Da es noch immer sehr windig ist, schaukelt die Hängebrücke von rechts nach links. Im Gegensatz zu den beiden Jungs genieße ich das Gefühl der Schwerelosigkeit und würde am liebsten meine Arme ausbreiten, um mich so frei wie ein Vogel zu fühlen.

„Scheiße, ist das wackelig!", keucht Marlo mit zittriger Stimme.

„Ganz ruhig", murmele ich aufmunternd, „du musst einfach nur einen Fuß vor den anderen setzen. Du machst das richtig gut, Marlo. Wirklich!"

Der Mann mit den schwarzen Locken schnaubt. Als würde er mir nicht glauben.

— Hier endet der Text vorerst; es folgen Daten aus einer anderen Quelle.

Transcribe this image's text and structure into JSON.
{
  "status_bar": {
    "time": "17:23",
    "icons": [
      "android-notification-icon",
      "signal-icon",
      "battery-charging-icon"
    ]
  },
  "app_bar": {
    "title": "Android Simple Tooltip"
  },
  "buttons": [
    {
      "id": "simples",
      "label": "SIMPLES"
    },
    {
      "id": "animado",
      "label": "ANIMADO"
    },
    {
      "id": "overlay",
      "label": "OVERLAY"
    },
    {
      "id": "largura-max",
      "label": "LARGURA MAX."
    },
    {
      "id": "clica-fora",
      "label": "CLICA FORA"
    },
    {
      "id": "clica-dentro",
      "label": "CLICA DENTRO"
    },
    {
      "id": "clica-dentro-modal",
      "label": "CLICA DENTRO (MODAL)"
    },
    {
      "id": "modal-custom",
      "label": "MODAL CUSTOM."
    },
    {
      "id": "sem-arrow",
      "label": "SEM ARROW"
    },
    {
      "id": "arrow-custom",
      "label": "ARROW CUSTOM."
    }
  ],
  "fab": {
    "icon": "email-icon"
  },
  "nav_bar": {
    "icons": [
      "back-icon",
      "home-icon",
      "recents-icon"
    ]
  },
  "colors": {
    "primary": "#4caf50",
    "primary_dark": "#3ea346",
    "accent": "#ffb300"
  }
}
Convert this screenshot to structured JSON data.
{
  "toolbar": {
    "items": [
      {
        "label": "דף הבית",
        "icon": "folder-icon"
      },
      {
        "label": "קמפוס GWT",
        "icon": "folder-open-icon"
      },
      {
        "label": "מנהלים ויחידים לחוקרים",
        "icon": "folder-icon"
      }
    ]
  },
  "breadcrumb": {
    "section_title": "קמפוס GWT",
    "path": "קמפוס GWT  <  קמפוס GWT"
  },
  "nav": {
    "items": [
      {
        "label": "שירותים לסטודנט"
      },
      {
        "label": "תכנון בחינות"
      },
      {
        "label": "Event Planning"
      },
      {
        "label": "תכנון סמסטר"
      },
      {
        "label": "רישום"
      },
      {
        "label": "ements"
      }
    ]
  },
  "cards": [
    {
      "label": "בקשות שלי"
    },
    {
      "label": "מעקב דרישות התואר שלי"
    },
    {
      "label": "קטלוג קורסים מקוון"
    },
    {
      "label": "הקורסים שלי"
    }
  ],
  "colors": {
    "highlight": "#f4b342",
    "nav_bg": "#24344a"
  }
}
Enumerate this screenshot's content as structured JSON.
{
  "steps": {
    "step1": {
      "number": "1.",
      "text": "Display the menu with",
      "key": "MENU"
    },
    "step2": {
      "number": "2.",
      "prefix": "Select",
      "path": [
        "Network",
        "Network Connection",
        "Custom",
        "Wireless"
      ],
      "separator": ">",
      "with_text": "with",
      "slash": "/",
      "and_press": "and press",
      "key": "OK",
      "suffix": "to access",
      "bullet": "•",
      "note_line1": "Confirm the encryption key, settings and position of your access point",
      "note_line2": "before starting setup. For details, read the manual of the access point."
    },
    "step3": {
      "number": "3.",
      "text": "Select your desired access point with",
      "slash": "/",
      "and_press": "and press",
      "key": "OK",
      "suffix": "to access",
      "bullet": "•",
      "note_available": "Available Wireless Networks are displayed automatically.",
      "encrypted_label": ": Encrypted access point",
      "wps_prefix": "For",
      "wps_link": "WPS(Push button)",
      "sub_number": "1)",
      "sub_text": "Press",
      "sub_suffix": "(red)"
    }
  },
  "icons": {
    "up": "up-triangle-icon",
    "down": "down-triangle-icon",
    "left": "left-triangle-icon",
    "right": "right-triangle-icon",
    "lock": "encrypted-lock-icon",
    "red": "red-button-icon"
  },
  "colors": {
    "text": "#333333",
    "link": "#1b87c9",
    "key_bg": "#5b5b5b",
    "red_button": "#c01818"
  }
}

Millimeter für Millimeter kämpfen wir uns über die Hängebrücke. Der Wind zerrt an meinen Haaren und umwebt meinen Körper mit einem durchsichtigen Spinnennetz. Aus der Tiefe steigt das Rauschen des Flusses zu uns hinauf und vermischt sich mit dem Kreischen einzelner Möwen, die über dem Dschungel aus Palmen kreisen.

„Wie lange dauert es denn noch, Frankie?", möchte Marlo ängstlich von mir wissen.

„Nicht mehr lange", lüge ich, obwohl wir erst fünf Meter geschafft haben.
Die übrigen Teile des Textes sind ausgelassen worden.